San Francisco 49ers cornerback Richard Sherman is 30 years old and playing in his eighth NFL season. While that may not seem old to most, in football years, especially for a cornerback, it is getting up there.

Sherman has played at a high level for the majority of his career. He sustained a significant injury over a year ago when he suffered a ruptured Achilles as a member of the Seattle Seahawks. Sherman appeared to be returning to form when a calf injury during Week 3 set him back and forced him to miss two of the next four games.

Sherman has felt healthier over the past month or so. He has started each of the 49ers' past five games, and his name has been absent on recent injury reports.

"I've been fighting it all season," Sherman told reporters on Thursday. "Probably over the last three or four weeks, it's just felt like my body has finally had enough time to reset, hit the reset, and take another step."

Eventually, Sherman will have to consider a transition. Several defensive backs have played into their late 30s, but Sherman doesn't envision himself doing that.

"I think 35 is probably my cutoff," Sherman admitted. "They'd have a hard time getting me out of the bed at 35 to go play. So I think I have about four or five more (years) in me."

Sherman could also see himself at a different position before then.

"At some point, everybody makes the transition to safety if you're smart enough to play that game," he continued. "I'll probably do that in a couple of years or whenever the team needs (me to do so)."

Charles Woodson made a similar transition later in his career.

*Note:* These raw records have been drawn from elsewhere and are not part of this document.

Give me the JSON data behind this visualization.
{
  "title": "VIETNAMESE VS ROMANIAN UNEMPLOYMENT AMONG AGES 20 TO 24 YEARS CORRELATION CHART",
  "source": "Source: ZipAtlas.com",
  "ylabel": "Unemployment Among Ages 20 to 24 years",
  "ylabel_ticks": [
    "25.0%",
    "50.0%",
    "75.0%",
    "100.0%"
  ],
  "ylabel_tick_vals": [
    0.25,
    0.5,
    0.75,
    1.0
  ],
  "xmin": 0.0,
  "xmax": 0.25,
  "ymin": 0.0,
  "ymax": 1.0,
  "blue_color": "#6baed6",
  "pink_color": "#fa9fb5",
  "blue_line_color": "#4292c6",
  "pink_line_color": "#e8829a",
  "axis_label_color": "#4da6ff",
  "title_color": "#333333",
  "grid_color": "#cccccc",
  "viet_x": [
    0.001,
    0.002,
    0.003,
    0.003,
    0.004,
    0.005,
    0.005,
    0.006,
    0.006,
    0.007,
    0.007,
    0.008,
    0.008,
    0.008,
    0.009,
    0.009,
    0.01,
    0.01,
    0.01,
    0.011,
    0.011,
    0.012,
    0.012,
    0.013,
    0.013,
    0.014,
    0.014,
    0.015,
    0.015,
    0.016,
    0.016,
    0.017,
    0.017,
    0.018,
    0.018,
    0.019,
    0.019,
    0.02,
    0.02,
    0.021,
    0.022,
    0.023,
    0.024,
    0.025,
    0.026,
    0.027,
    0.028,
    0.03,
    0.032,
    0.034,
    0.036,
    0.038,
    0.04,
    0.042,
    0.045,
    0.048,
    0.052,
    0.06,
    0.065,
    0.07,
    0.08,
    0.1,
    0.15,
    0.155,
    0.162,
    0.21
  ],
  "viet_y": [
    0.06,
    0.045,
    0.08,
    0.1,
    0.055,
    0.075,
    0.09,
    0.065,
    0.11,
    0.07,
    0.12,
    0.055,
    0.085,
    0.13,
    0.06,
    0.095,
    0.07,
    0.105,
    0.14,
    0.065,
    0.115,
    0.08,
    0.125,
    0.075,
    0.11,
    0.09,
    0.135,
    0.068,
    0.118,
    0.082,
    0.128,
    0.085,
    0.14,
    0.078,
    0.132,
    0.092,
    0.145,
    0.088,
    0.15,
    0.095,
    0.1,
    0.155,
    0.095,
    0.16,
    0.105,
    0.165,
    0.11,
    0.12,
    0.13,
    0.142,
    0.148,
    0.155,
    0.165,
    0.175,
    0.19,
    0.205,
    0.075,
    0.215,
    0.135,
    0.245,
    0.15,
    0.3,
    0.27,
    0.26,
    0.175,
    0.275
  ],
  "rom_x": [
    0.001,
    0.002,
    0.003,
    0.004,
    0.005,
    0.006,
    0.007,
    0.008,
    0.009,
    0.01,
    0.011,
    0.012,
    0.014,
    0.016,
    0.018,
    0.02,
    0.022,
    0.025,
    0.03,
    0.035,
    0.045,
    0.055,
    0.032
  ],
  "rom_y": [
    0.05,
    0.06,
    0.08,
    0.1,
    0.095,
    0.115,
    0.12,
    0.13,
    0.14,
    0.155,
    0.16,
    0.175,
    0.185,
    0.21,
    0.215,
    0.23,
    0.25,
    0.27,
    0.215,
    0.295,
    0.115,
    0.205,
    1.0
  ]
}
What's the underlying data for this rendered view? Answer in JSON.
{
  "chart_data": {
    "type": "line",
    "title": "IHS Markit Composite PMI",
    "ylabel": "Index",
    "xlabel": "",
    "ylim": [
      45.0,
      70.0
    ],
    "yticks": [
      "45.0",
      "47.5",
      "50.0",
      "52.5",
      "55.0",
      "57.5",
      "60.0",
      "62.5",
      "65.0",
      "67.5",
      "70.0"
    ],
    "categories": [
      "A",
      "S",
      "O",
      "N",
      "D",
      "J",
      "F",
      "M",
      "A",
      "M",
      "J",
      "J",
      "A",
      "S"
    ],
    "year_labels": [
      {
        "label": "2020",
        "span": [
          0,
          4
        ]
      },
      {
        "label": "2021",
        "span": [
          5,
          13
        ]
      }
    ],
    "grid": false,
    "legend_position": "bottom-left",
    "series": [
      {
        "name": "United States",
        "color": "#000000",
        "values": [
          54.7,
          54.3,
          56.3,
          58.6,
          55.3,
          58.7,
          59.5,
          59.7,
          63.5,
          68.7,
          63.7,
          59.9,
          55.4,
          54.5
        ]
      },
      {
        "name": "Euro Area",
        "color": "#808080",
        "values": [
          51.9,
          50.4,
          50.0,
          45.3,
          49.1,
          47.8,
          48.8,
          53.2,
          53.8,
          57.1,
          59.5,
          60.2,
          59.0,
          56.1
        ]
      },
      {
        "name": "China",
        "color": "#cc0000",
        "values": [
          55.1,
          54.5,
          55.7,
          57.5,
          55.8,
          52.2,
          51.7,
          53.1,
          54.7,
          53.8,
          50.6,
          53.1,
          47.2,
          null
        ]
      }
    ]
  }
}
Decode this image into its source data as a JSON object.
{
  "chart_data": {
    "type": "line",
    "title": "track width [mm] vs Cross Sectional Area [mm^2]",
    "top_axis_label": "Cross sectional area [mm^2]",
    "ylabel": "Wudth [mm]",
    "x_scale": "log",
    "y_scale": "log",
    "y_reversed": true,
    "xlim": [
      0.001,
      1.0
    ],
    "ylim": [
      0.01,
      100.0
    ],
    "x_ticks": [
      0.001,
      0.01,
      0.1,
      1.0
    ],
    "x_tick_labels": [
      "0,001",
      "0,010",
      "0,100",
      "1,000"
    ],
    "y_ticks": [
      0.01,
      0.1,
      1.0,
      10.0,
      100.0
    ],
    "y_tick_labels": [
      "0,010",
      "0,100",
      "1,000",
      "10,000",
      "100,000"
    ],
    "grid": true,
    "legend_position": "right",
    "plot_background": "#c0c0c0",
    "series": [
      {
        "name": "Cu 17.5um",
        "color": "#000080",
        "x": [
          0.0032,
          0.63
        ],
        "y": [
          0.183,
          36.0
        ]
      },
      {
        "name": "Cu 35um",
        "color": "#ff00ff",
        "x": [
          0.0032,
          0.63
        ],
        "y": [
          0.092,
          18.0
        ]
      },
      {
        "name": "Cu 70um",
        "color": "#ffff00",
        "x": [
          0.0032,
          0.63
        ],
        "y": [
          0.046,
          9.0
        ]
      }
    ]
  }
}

"It's definitely something that I've looked at and something I've talked to [Woodson] about," Sherman said. "A lot of times, in this game, playing corner, you see the whole field, but you really only see like half the field. At free safety, you get to see the whole field. You get to make an impact. You always see where the ball goes.

"At corner, I've had games where I haven't gotten a look or thrown at. At safety, you can see exactly where the ball goes. You can make an impact. You can find a way to get in on every tackle, just about, because you're in the center of everything — kind of like MIKE.

"It's something that I'm definitely going to consider later in my career, and hopefully I'll be just as good there."